Sekeluarga Hidup di Jalanan: Ibu-Anak Mengamen, Ayah Manusia Silver

Medan, IDN Times - Hari Anak Jalanan Internasional yang jatuh setiap tanggal 12 April mengingatkan bahwa, setiap orang dapat memiliki kesadaran dan mau memperjuangkan hak-hak anak jalanan di seluruh dunia. Serta mendorong gerakan perlindungan untuk memperbaiki kehidupan anak jalanan.
Mereka biasa ditemui di jalanan, emperan toko, stasiun, terminal, pasar, tempat wisata bahkan di makam-makam. Mereka biasa menjadikan lokasi mangkalnya itu sebagai tempat berteduh, berlindung, sekaligus mencari sumber kehidupan, meskipun ada juga yang masih tinggal dengan keluarganya.

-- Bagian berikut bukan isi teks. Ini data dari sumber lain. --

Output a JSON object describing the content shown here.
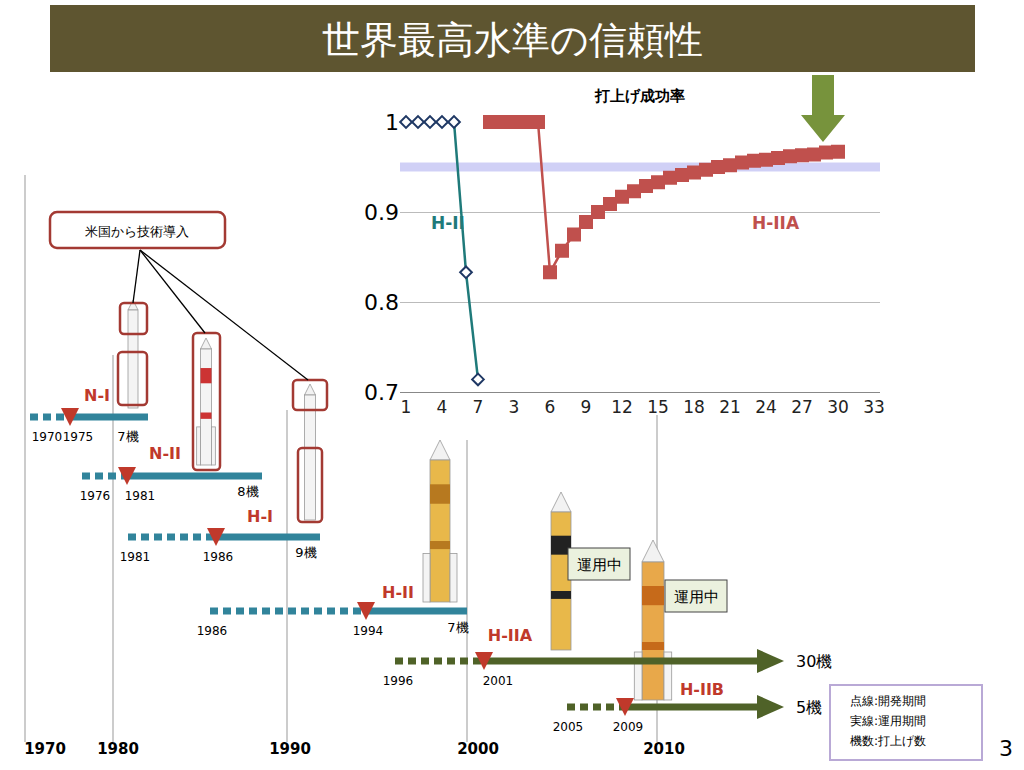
{
  "title": "世界最高水準の信頼性",
  "chart_data": {
    "type": "line",
    "title": "打上げ成功率",
    "categories": [
      "1",
      null,
      null,
      "4",
      null,
      null,
      "7",
      null,
      null,
      "3",
      null,
      null,
      "6",
      null,
      null,
      "9",
      null,
      null,
      "12",
      null,
      null,
      "15",
      null,
      null,
      "18",
      null,
      null,
      "21",
      null,
      null,
      "24",
      null,
      null,
      "27",
      null,
      null,
      "30",
      null,
      null,
      "33"
    ],
    "series": [
      {
        "name": "H-II",
        "color": "#1f7a7a",
        "marker": "diamond",
        "values": [
          1,
          1,
          1,
          1,
          1,
          0.833,
          0.714,
          null,
          null,
          null,
          null,
          null,
          null,
          null,
          null,
          null,
          null,
          null,
          null,
          null,
          null,
          null,
          null,
          null,
          null,
          null,
          null,
          null,
          null,
          null,
          null,
          null,
          null,
          null,
          null,
          null,
          null,
          null,
          null,
          null
        ]
      },
      {
        "name": "H-IIA",
        "color": "#c0504d",
        "marker": "square",
        "values": [
          null,
          null,
          null,
          null,
          null,
          null,
          null,
          1,
          1,
          1,
          1,
          1,
          0.833,
          0.857,
          0.875,
          0.889,
          0.9,
          0.909,
          0.917,
          0.923,
          0.929,
          0.933,
          0.938,
          0.941,
          0.944,
          0.947,
          0.95,
          0.952,
          0.955,
          0.957,
          0.958,
          0.96,
          0.962,
          0.963,
          0.964,
          0.966,
          0.967,
          null,
          null,
          null
        ]
      }
    ],
    "reference_line": 0.95,
    "ylim": [
      0.7,
      1
    ],
    "yticks": [
      0.7,
      0.8,
      0.9,
      1
    ],
    "grid": true
  },
  "timeline": {
    "note": "米国から技術導入",
    "axis_years": [
      1970,
      1980,
      1990,
      2000,
      2010
    ],
    "rockets": [
      {
        "name": "N-I",
        "dev_start": 1970,
        "first_launch": 1975,
        "launches": "7機"
      },
      {
        "name": "N-II",
        "dev_start": 1976,
        "first_launch": 1981,
        "launches": "8機"
      },
      {
        "name": "H-I",
        "dev_start": 1981,
        "first_launch": 1986,
        "launches": "9機"
      },
      {
        "name": "H-II",
        "dev_start": 1986,
        "first_launch": 1994,
        "launches": "7機"
      },
      {
        "name": "H-IIA",
        "dev_start": 1996,
        "first_launch": 2001,
        "launches": "30機",
        "status": "運用中"
      },
      {
        "name": "H-IIB",
        "dev_start": 2005,
        "first_launch": 2009,
        "launches": "5機",
        "status": "運用中"
      }
    ],
    "key": [
      "点線:開発期間",
      "実線:運用期間",
      "機数:打上げ数"
    ]
  },
  "page_number": 3
}
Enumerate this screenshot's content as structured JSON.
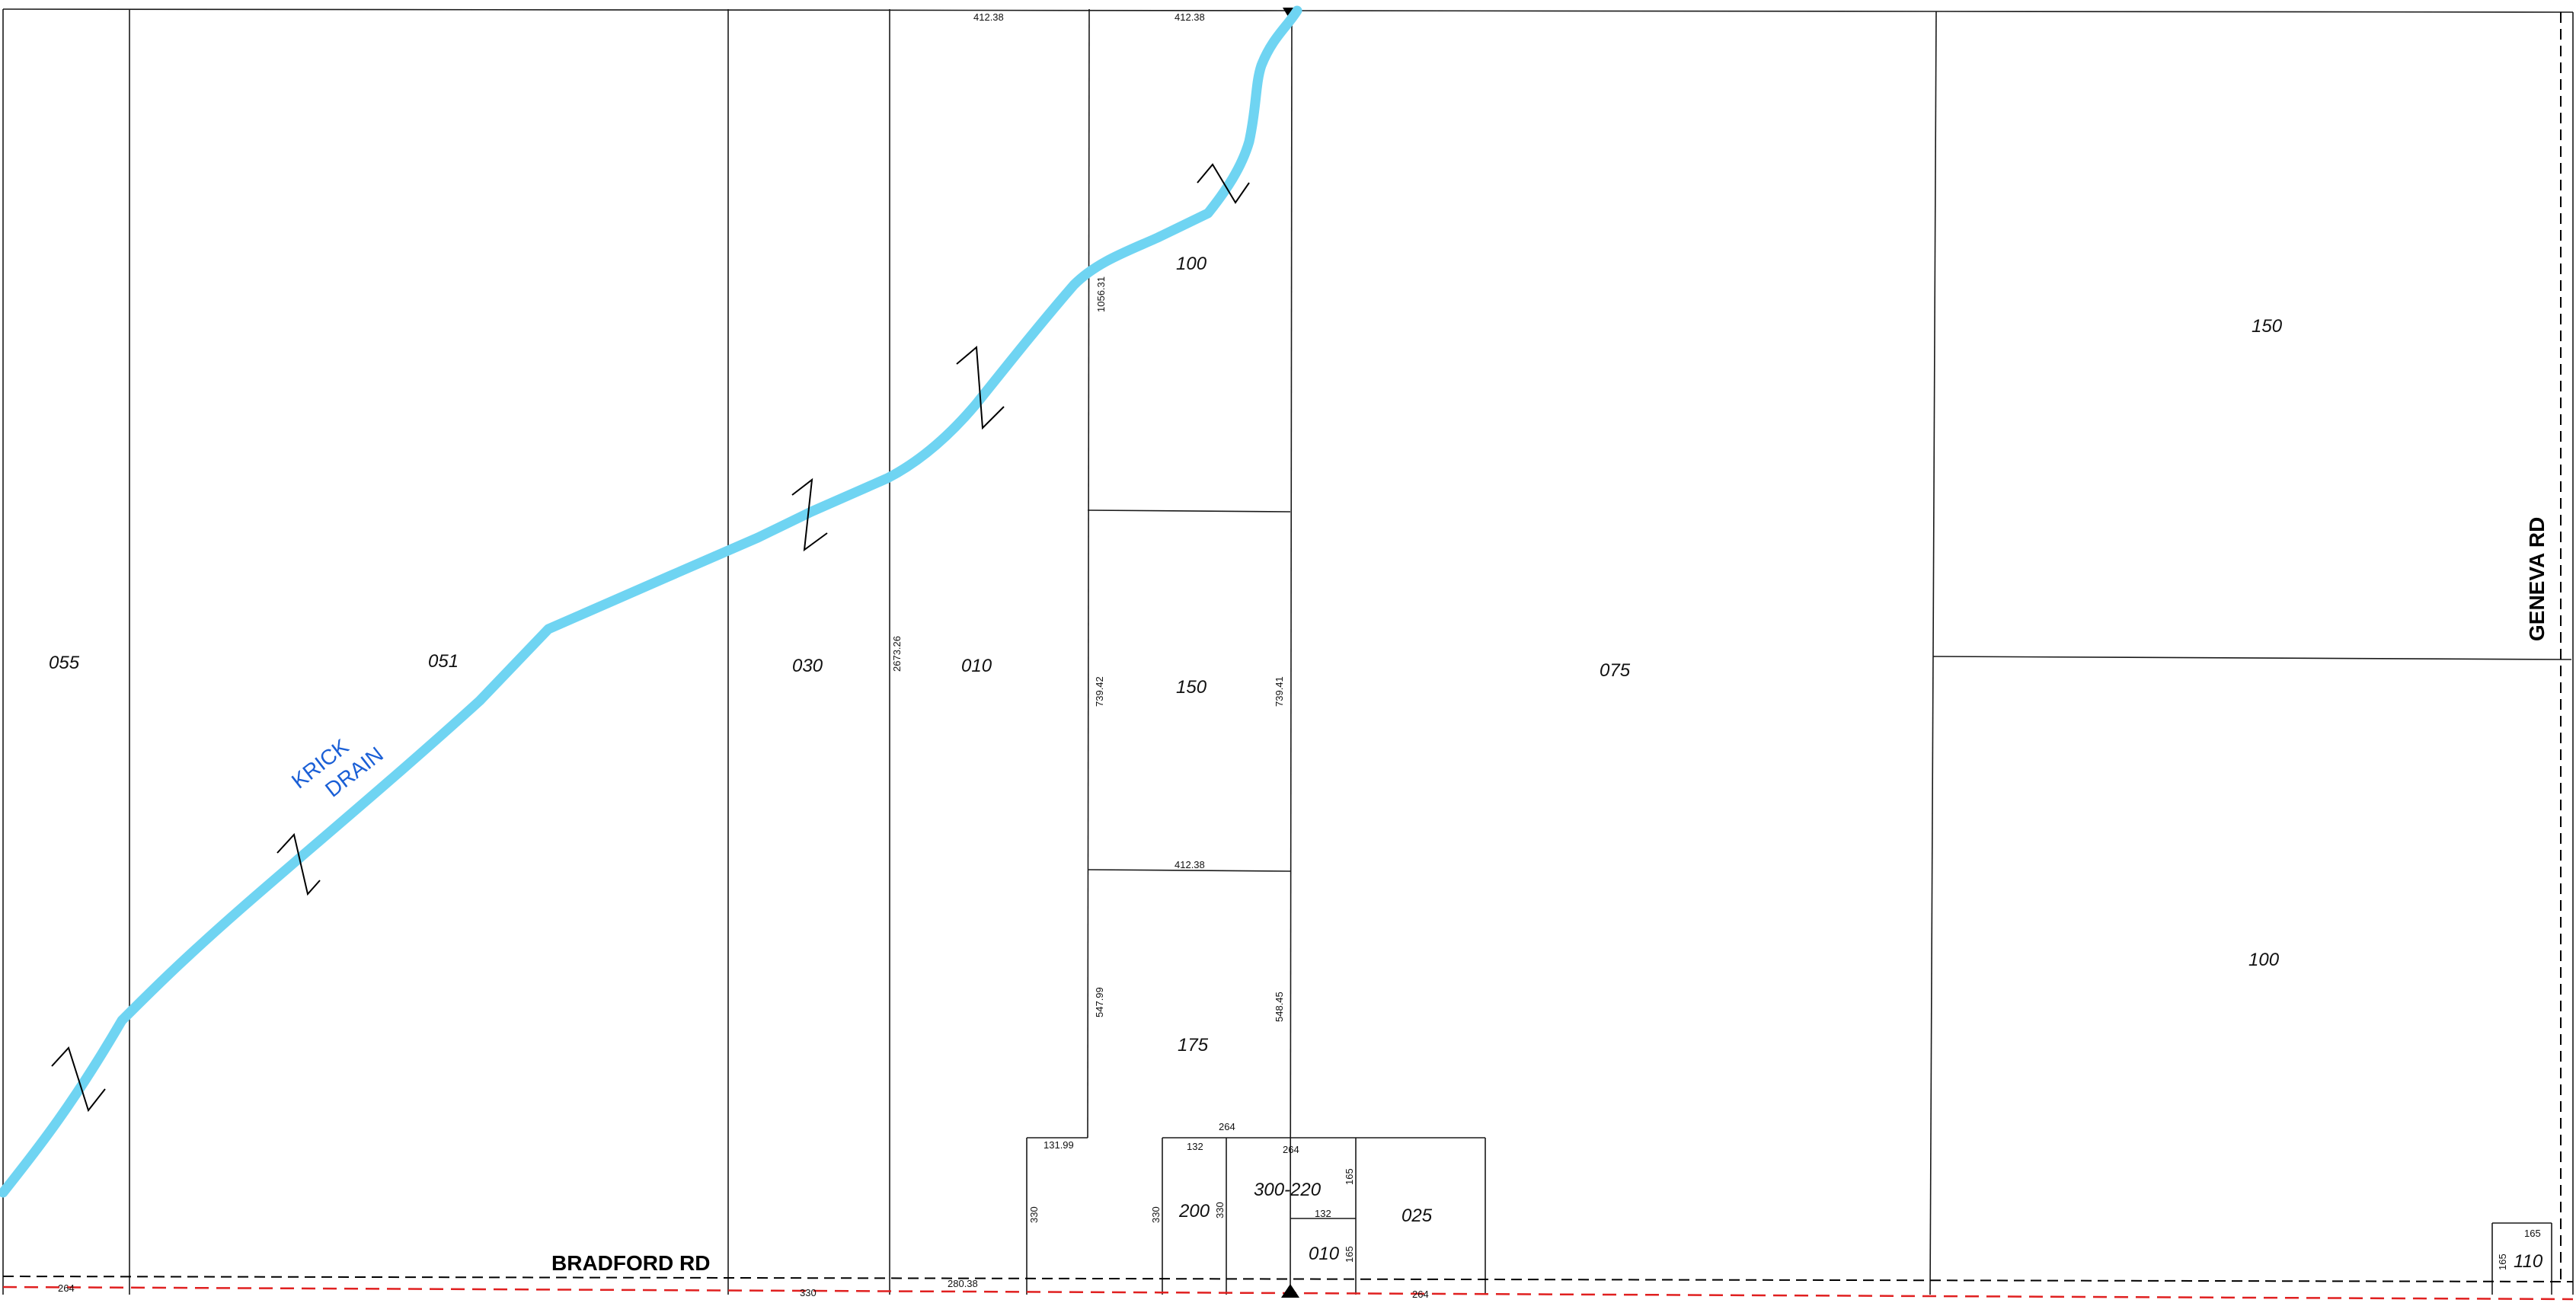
{
  "roads": {
    "bradford": "BRADFORD RD",
    "geneva": "GENEVA RD"
  },
  "drain": {
    "line1": "KRICK",
    "line2": "DRAIN",
    "color": "#6fd4f2"
  },
  "parcels": {
    "p055": "055",
    "p051": "051",
    "p030": "030",
    "p010w": "010",
    "p100w": "100",
    "p150w": "150",
    "p175": "175",
    "p075": "075",
    "p150e": "150",
    "p100e": "100",
    "p200": "200",
    "p300_220": "300-220",
    "p025": "025",
    "p010s": "010",
    "p110": "110"
  },
  "dims": {
    "top_a": "412.38",
    "top_b": "412.38",
    "d1056": "1056.31",
    "d2673": "2673.26",
    "d739a": "739.42",
    "d739b": "739.41",
    "mid412": "412.38",
    "d547": "547.99",
    "d548": "548.45",
    "d131": "131.99",
    "d264top": "264",
    "d132": "132",
    "d264b": "264",
    "d330a": "330",
    "d330b": "330",
    "d330c": "330",
    "d165a": "165",
    "d132b": "132",
    "d165b": "165",
    "bot264a": "264",
    "bot280": "280.38",
    "bot330": "330",
    "bot264b": "264",
    "d165c": "165",
    "d165d": "165"
  },
  "colors": {
    "lines": "#1a1a1a",
    "row_red": "#e02020"
  }
}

Di Kota Medan, terdapat satu keluarga yang memilih hidup di jalanan karena keadaan. IDN Times sempat menyambangi langsung di persimpangan Jalan Juanda Kota Medan. Persimpangan ini memang salah satu tempat yang sering berkumpul anak jalanan.
Berikut IDN Times rangkum cerita R (10) bersama Ayah dan Ibunya yang harus hidup di jalanan.
1. Bertahan hidup meski sering tertangkap oleh Dinas Sosial dan Satpol PP
Ranti (27), Ibu dari R sejak bocah sudah menjadi pengamen sejak tahun 2010. Tepatnya saat berusia 14 tahun. Dia berasal dari Siantar. Disebutkan Ranti, ia memiliki 4 anak. Namun, 1 telah meninggal dan 1 lagi diambil orang.
“Anak pertama R (10), anak kedua meninggal, anak ketiga di Siantar diambil ayah angkat, dan anak keempat sering dititip sama mertua,” ucap Ranti.
Menurutnya, kehidupan yang saat ini dijalani olehnya bersama keluarga kecil Ranti menjadi pilihan sementara. Meskipun, pendapatan mereka tidak bisa mencukupi biaya kehidupannya. Perhari Rp50 ribu hingga Rp60 ribu.
“Kayak mana lah dibilang. Gak ada lagi kehidupan,” kata perempuan kelahiran tahun 1996 itu.
Diakuinya bahwa, mereka sering tertangkap oleh Dinas Sosial dan Satpol PP.
“Kalau kami ketangkap dipukuli. Kalau kami perempuan di Binjai tempat penampungan Gepeng (gelandang pengemis). Awak (saya) pernah ditahan sehari saja tapi disuruh jalan dari Pinang Baris kesini. Kadang jaminan keluarga,” jelasnya.